School Library Journal
This lively romp across India introduces children to aspects of the country’s culture and geography. A little girl named Shoba and Fuzzy Patel (her stuffed monkey) fly on their bed to India in the middle of the night to attend Fuzzy’s cousin’s wedding. They land in the desert and meet a camel, a coconut juice seller, a line of elephants, a group of monks, and a snake charmer, all of whom guide them to Mumbai (Bombay). Fuzzy described as a “bit of a snob,” does not want to invite any of their new friends to the wedding. When Shoba and Fuzzy arrive at the celebration, however, they discover that all of the invitees are unable to attend, but readers can see that the people and animals have followed the pair all along, and soon they’re welcomed as guests. Colorful gouache illustrations with folk-art details lend an authentic feel to the story, and their slightly stylized appearance highlights the imaginary aspects of the tale. Younger listeners will enjoy the story and older children can use the map, the note about the name Mumbai, and the illustrated glossary as a springboard to learning more about India. This colorful book is a welcome addition to most collections.
San Jose Mercury News
Ruth Jeyaveeran takes young readers on a journey with her in The Road to Mumbai. Ready for bed, a young girl and her monkey embark on a series of adventures en what to what promises to be a yawner of a wedding. But magic happens. Jeyaveeran illustrates in a rather whimsical, vivid style. Her heroine, (with her vaguely foot-ball shaped head and knowing smile) is quite lovable.

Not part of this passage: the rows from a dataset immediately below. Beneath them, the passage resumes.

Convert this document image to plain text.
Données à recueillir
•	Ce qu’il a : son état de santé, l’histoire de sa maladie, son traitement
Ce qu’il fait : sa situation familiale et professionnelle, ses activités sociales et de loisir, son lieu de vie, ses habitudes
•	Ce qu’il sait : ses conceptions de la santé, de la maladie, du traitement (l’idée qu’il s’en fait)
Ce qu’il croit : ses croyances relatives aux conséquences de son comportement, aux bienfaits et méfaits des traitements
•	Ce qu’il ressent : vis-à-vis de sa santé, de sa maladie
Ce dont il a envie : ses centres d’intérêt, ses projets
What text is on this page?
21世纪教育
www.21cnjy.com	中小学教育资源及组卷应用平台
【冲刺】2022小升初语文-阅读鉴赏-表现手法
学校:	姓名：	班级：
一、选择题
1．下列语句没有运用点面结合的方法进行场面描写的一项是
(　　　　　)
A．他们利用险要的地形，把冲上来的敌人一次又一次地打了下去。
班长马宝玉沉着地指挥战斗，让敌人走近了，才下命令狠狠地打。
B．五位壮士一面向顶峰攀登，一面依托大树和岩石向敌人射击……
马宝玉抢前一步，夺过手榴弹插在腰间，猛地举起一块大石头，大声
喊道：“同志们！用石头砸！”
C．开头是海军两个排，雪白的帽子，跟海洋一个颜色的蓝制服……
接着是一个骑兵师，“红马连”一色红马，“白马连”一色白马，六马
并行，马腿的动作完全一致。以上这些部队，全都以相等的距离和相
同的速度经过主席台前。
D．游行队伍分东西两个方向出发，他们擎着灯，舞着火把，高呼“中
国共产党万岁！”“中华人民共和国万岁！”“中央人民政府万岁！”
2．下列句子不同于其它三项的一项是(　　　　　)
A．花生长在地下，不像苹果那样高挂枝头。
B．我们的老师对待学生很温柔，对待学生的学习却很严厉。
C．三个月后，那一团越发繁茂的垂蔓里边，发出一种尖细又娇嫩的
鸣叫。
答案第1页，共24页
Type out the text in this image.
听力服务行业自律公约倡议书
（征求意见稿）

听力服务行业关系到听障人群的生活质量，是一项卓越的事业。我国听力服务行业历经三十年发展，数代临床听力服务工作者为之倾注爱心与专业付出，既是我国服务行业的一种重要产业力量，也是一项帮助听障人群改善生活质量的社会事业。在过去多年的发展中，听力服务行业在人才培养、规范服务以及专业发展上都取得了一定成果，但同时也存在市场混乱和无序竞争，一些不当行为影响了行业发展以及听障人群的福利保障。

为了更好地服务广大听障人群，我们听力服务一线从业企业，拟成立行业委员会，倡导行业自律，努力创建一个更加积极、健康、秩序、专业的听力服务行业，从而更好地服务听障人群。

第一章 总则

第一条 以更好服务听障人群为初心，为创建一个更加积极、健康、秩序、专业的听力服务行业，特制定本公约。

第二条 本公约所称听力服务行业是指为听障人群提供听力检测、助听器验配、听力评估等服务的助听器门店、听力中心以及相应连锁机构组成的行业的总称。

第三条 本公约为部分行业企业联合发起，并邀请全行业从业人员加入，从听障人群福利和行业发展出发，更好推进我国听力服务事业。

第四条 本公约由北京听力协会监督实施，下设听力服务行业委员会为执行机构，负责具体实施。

On the way to attend a monkey wedding in Mumba (Bombay), Shoba and her monkey, Fuzzy Patel, fly to India (“Let’s take the bed airplanes are so stuffy”), land in the desert, and ask the way of various creatures, including people, camels, elephants, and a snake with “an artistic temperament and a sensitive stomach.” Everyone is helpful and friendly, but Fuzzy certainly doesn’t want those creatures (“riffraff” he calls them) at the festivities, and he warns them that the wedding will be “boring.” In fact, the wedding turns out to be a disaster-until the riffraff arrive and save the day. Many kids will enjoy the snobbish impatient voice and the mischievous fantasy, illustrated in bright pink, purple, and green gouache, as the pajamas-clad kid and her silly alter ego travel and dream. Just as much fun is the solemn back matter with a simple map and glossary.